The plotting commands are also different because of different minimizers for global minimization:

python ./gna ns --define peak.BackgroundRate central=14 relsigma=0.3 \
          -- gaussianpeak --name peak --nbins 10 \
          -- script scripts/gaussianpeak_data \
          -- dataset --name pulls --pull peak.BackgroundRate \
          -- analysis --name first_analysis --dataset peak_fakedata pulls \
          --observables peak/spectrum peak.BackgroundRate \
          -- chi2 first_analysis_chi2 first_analysis \
          -- minimizer first_analysis_minimizer minuit first_analysis_chi2 peak.Mu \
             peak.BackgroundRate \
          -- contour --chi2 /tmp/peak_scan_1d_pulls.hdf5 --plot chi2ci 1s 2s \
          --minimizer first_analysis_minimizer --show

and:

python ./gna ns --define peak.BackgroundRate central=14 relsigma=0.3 \
          -- gaussianpeak --name peak --nbins 10 \
          -- script scripts/gaussianpeak_data \
          -- analysis --name first_analysis --dataset peak_fakedata \
          --observables peak/spectrum --parameters peak.BackgroundRate \
          -- chi2 first_analysis_chi2 first_analysis \
          -- minimizer first_analysis_minimizer minuit first_analysis_chi2 peak.Mu \
          -- contour --chi2 /tmp/peak_scan_1d_covariance.hdf5 --plot chi2ci 1s 2s \
          --minimizer first_analysis_minimizer --show

I’m so sorry that the command line is verbose, please fix it whenever possible.
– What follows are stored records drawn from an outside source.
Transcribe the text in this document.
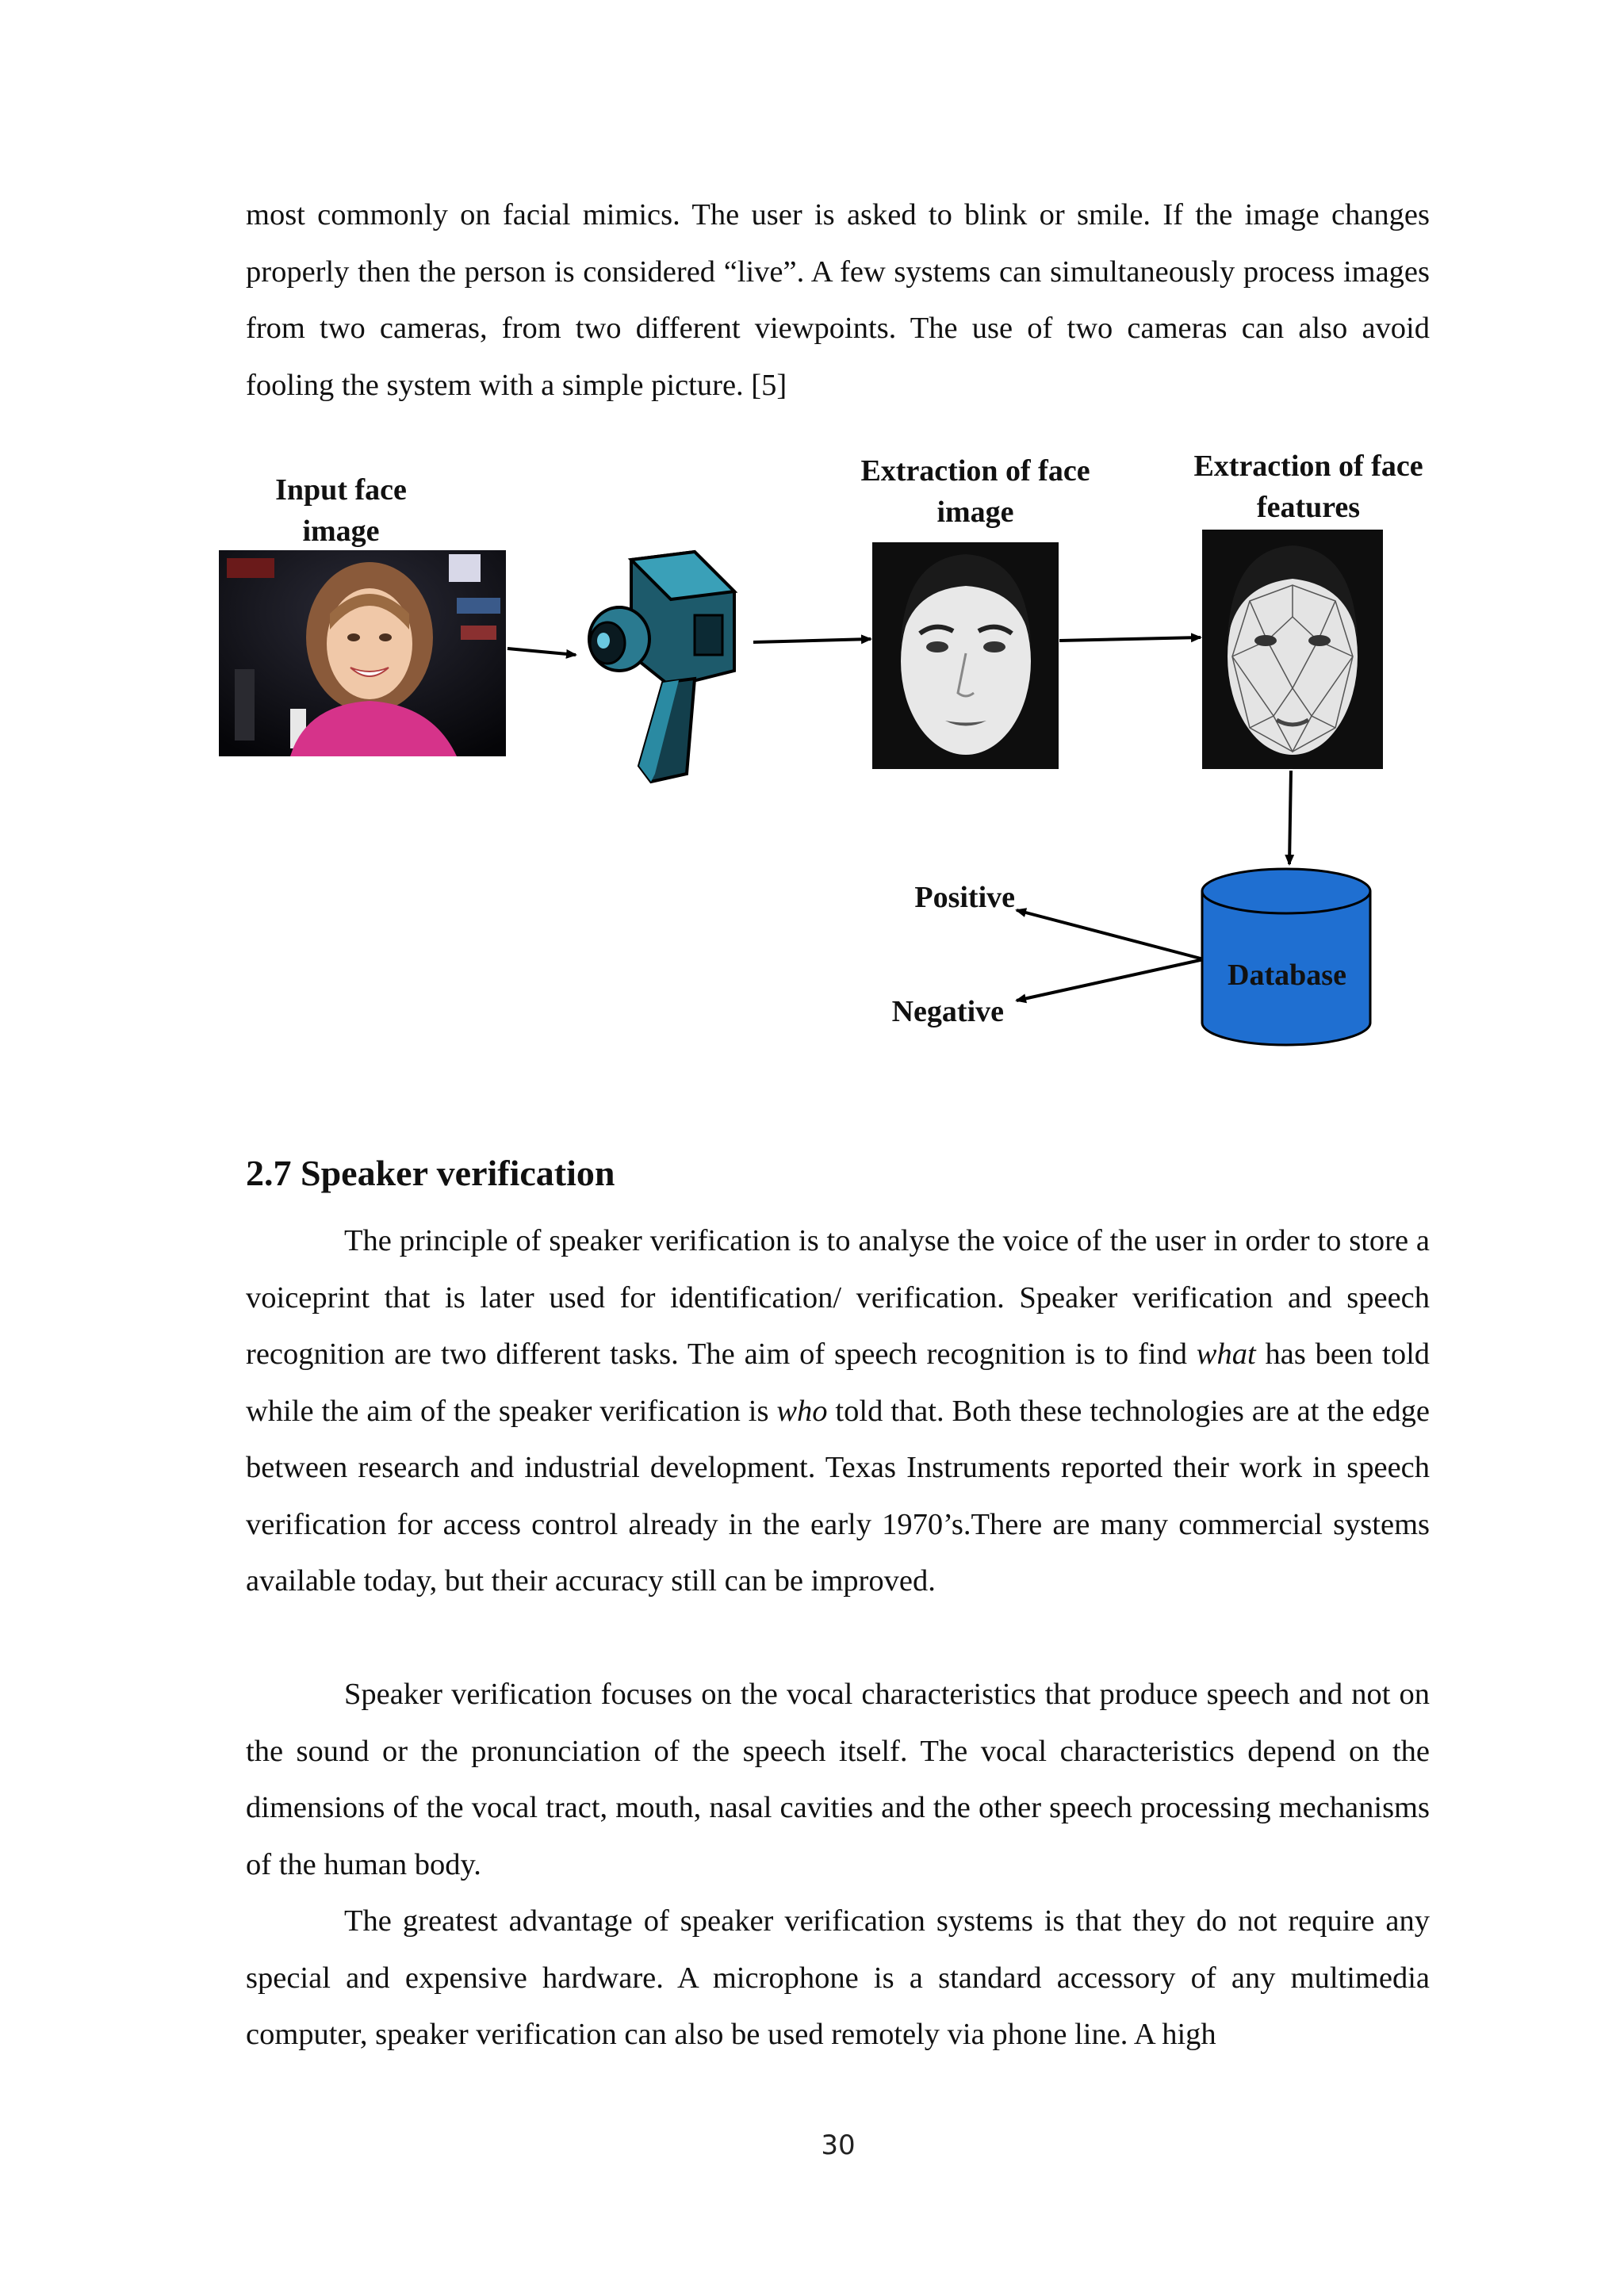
most commonly on facial mimics. The user is asked to blink or smile. If the image changes properly then the person is considered “live”. A few systems can simultaneously process images from two cameras, from two different viewpoints. The use of two cameras can also avoid fooling the system with a simple picture. [5]

Input face image
Extraction of face image
Extraction of face features
Positive
Negative
Database
2.7 Speaker verification

The principle of speaker verification is to analyse the voice of the user in order to store a voiceprint that is later used for identification/ verification. Speaker verification and speech recognition are two different tasks. The aim of speech recognition is to find what has been told while the aim of the speaker verification is who told that. Both these technologies are at the edge between research and industrial development. Texas Instruments reported their work in speech verification for access control already in the early 1970’s.There are many commercial systems available today, but their accuracy still can be improved.

Speaker verification focuses on the vocal characteristics that produce speech and not on the sound or the pronunciation of the speech itself. The vocal characteristics depend on the dimensions of the vocal tract, mouth, nasal cavities and the other speech processing mechanisms of the human body.

The greatest advantage of speaker verification systems is that they do not require any special and expensive hardware. A microphone is a standard accessory of any multimedia computer, speaker verification can also be used remotely via phone line. A high

30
And just a few words combined analysis. You can add as many datasets, observables and parameters as you want, but this will clearly need better interface than now. You can also add correlations between experiments inside one dataset, the API is very simple:

dataset.covariate(observable1, observable2, covariation_matrix)

The covariation matrix should be properly shaped (\(m \times n\), where \(m\) and \(n\) are dimensions of observable1 or observable2 correspondingly). covariation_matrix may be just a numpy array with numbers or computational graph output. All applicable covariations from the specified datasets will be used by analysis. This is not well tested though, so expect a lot of surprises and debugging. The only usage is in the gna.ui.oldreactors, please refer to it.